Block of 1.3 million policies was closed in connection with John Hancock’s demutualization in 2000, and includes more than $11 billion in liabilities. 

On December 23, Willkie client New York Life announced that it had signed a definitive agreement to acquire, through reinsurance, 60 percent of John Hancock Financial’s closed block, comprised primarily of participating whole life insurance. The block of 1.3 million policies was closed in connection with John Hancock’s demutualization in 2000, and includes more than $11 billion in liabilities. Through a reinsurance arrangement, New York Life will assume all of the liabilities and retrocede 40% of them back to Hancock. The policies have a face amount of more than $25 billion.
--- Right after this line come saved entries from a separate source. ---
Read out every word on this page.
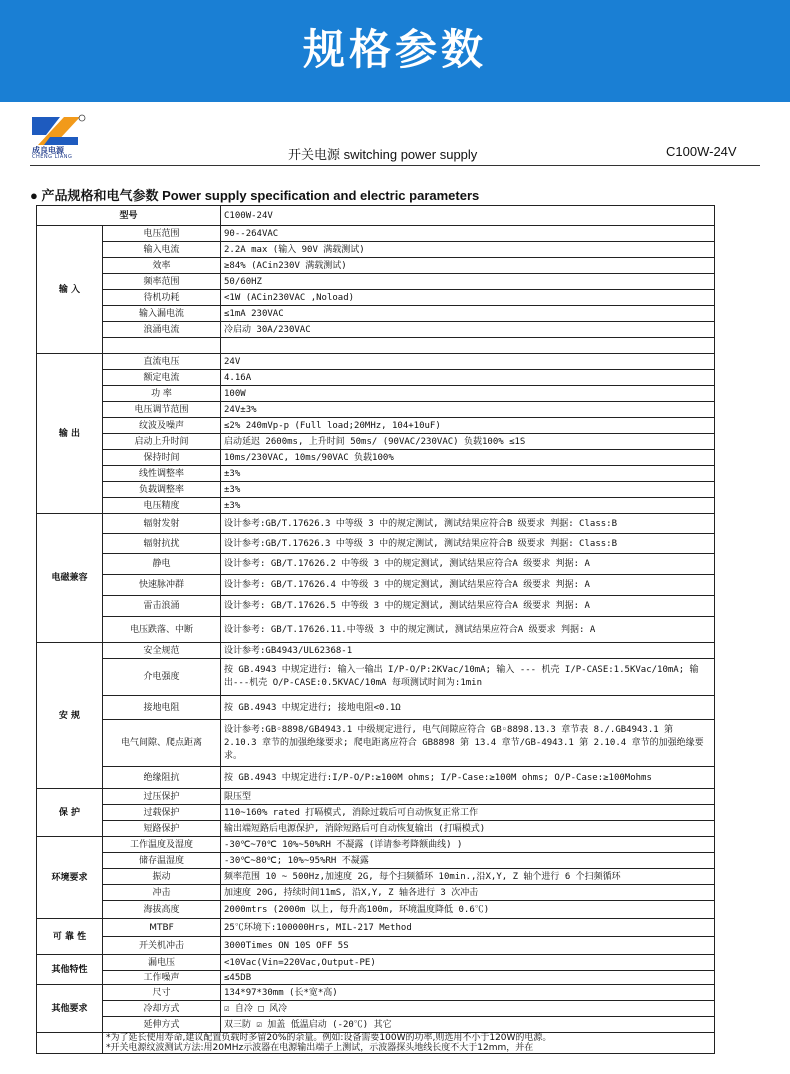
规格参数
成良电源
CHENG LIANG	开关电源 switching power supply	C100W-24V
● 产品规格和电气参数 Power supply specification and electric parameters
型号		C100W-24V
输 入	电压范围	90--264VAC
	输入电流	2.2A max (输入 90V 满载测试)
	效率	≥84% (ACin230V 满载测试)
	频率范围	50/60HZ
	待机功耗	<1W (ACin230VAC ,Noload)
	输入漏电流	≤1mA 230VAC
	浪涌电流	冷启动 30A/230VAC

输 出	直流电压	24V
	额定电流	4.16A
	功 率	100W
	电压调节范围	24V±3%
	纹波及噪声	≤2% 240mVp-p (Full load;20MHz, 104+10uF)
	启动上升时间	启动延迟 2600ms, 上升时间 50ms/ (90VAC/230VAC) 负载100% ≤1S
	保持时间	10ms/230VAC, 10ms/90VAC 负载100%
	线性调整率	±3%
	负载调整率	±3%
	电压精度	±3%
电磁兼容	辐射发射	设计参考:GB/T.17626.3 中等级 3 中的规定测试, 测试结果应符合B 级要求 判据: Class:B
	辐射抗扰	设计参考:GB/T.17626.3 中等级 3 中的规定测试, 测试结果应符合B 级要求 判据: Class:B
	静电	设计参考: GB/T.17626.2 中等级 3 中的规定测试, 测试结果应符合A 级要求 判据: A
	快速脉冲群	设计参考: GB/T.17626.4 中等级 3 中的规定测试, 测试结果应符合A 级要求 判据: A
	雷击浪涌	设计参考: GB/T.17626.5 中等级 3 中的规定测试, 测试结果应符合A 级要求 判据: A
	电压跌落、中断	设计参考: GB/T.17626.11.中等级 3 中的规定测试, 测试结果应符合A 级要求 判据: A
安 规	安全规范	设计参考:GB4943/UL62368-1
	介电强度	按 GB.4943 中规定进行: 输入一输出 I/P-O/P:2KVac/10mA; 输入 --- 机壳 I/P-CASE:1.5KVac/10mA; 输出---机壳 O/P-CASE:0.5KVAC/10mA 每项测试时间为:1min
	接地电阻	按 GB.4943 中规定进行; 接地电阻<0.1Ω
	电气间隙、爬点距离	设计参考:GB◦8898/GB4943.1 中级规定进行, 电气间隙应符合 GB◦8898.13.3 章节表 8./.GB4943.1 第 2.10.3 章节的加强绝缘要求; 爬电距离应符合 GB8898 第 13.4 章节/GB-4943.1 第 2.10.4 章节的加强绝缘要求。
	绝缘阻抗	按 GB.4943 中规定进行:I/P-O/P:≥100M ohms; I/P-Case:≥100M ohms; O/P-Case:≥100Mohms
保 护	过压保护	限压型
	过载保护	110~160% rated 打嗝模式, 消除过载后可自动恢复正常工作
	短路保护	输出端短路后电源保护, 消除短路后可自动恢复输出 (打嗝模式)
环境要求	工作温度及湿度	-30℃~70℃ 10%~50%RH 不凝露 (详请参考降额曲线) )
	储存温湿度	-30℃~80℃; 10%~95%RH 不凝露
	振动	频率范围 10 ~ 500Hz,加速度 2G, 每个扫频循环 10min.,沿X,Y, Z 轴个进行 6 个扫频循环
	冲击	加速度 20G, 持续时间11mS, 沿X,Y, Z 轴各进行 3 次冲击
	海拔高度	2000mtrs (2000m 以上, 每升高100m, 环境温度降低 0.6℃)
可 靠 性	MTBF	25℃环境下:100000Hrs, MIL-217 Method
	开关机冲击	3000Times ON 10S OFF 5S
其他特性	漏电压	<10Vac(Vin=220Vac,Output-PE)
	工作噪声	≤45DB
其他要求	尺寸	134*97*30mm (长*宽*高)
	冷却方式	☑ 自冷 □ 风冷
	延伸方式	双三防 ☑ 加盖 低温启动 (-20℃) 其它

	*为了延长使用寿命,建议配置负载时多留20%的余量。例如:设备需要100W的功率,则选用不小于120W的电源。
*开关电源纹波测试方法:用20MHz示波器在电源输出端子上测试，示波器探头地线长度不大于12mm，并在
Under a separate agreement announced on the same day, New York Life Investment Management disclosed it had signed an agreement to sell its Retirement Plan Services business (RPS) to John Hancock. RPS provides retirement plan solutions and administrative, custody, consulting and investment services to U.S. corporate and union retirement plans. Hancock has announced that it will merge RPS with John Hancock Retirement Plan Services. The combined business will cover 55,000 retirement plans across the United States.
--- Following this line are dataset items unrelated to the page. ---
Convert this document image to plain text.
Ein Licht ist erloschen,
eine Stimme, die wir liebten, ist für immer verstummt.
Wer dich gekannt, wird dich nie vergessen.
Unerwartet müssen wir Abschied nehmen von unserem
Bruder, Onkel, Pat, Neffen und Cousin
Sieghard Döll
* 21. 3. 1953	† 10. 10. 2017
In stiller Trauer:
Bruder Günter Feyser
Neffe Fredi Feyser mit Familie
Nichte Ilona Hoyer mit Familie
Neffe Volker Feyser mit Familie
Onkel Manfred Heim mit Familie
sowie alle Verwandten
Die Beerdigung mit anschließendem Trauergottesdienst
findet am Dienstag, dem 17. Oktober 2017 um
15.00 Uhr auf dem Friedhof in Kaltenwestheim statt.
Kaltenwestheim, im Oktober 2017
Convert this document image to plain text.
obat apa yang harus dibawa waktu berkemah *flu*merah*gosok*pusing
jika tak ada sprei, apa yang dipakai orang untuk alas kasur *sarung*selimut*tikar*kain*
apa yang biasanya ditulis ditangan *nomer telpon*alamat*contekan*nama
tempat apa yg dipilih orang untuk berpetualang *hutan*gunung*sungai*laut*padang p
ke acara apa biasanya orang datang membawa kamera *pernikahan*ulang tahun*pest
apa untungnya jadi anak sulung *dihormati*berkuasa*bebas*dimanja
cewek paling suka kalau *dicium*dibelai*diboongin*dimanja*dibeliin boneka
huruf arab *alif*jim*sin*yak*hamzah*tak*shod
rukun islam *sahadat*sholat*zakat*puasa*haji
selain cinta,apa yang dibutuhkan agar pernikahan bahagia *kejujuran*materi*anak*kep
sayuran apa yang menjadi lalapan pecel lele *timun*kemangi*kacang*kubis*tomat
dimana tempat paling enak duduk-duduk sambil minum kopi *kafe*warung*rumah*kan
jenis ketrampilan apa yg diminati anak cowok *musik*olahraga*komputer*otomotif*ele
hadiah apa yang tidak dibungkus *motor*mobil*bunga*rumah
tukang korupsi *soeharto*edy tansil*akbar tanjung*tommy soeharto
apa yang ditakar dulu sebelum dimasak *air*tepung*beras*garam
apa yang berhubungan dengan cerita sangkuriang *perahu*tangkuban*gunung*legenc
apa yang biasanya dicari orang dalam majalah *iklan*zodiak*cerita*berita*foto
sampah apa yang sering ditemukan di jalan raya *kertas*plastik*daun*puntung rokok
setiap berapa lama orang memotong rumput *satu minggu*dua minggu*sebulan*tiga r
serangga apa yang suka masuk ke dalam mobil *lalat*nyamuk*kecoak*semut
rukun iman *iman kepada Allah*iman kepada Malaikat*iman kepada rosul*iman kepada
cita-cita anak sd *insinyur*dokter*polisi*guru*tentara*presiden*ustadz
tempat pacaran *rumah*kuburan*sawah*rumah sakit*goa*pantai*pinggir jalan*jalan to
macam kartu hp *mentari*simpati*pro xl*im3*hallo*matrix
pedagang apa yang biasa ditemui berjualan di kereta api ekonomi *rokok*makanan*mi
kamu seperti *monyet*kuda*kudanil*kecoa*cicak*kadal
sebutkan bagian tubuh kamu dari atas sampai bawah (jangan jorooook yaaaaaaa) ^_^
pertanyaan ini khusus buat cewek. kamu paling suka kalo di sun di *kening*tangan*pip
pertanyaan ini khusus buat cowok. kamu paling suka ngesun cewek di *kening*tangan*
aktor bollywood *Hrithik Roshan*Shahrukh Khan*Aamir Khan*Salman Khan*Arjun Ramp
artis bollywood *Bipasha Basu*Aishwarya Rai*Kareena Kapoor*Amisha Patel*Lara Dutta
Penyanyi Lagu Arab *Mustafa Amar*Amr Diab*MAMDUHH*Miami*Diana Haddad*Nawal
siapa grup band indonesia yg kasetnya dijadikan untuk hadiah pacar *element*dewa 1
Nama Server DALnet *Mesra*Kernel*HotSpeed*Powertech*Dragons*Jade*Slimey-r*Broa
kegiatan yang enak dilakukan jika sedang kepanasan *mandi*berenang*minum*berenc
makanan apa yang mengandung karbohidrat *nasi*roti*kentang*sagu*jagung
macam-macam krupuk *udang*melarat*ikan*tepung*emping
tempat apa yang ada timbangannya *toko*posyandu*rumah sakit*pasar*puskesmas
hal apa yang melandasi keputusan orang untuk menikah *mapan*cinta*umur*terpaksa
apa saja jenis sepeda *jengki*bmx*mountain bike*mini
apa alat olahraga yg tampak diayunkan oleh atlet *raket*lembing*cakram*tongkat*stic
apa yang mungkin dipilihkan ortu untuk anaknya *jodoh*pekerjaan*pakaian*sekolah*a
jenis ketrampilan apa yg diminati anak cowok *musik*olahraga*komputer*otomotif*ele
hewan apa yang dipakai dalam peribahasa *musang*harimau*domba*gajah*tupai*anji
Both transactions are expected to close in the first half of 2015, subject to regulatory approvals and other customary closing conditions. The Willkie team for the reinsurance matter included Alexander Dye, Elizabeth Bannigan, David Drewes, Christopher Peters, Robin Spigel, Matthew Stern, Timothy DeKeyser, Yevgeniy Markov and Bhavna Agnihotri. The Willkie team for the RPS sale included Alexander Dye, Christopher Petito, Eugene Chang, Christopher Peters, Jonathan Konoff, Peter Allman, Mike Brandt, Amir Ghavi, Robert Larimore, Zelda Ferguson, Alexis Anzelone, Tara Thieme, Joshua Parker, Douglas Hollins and Tyler Warner.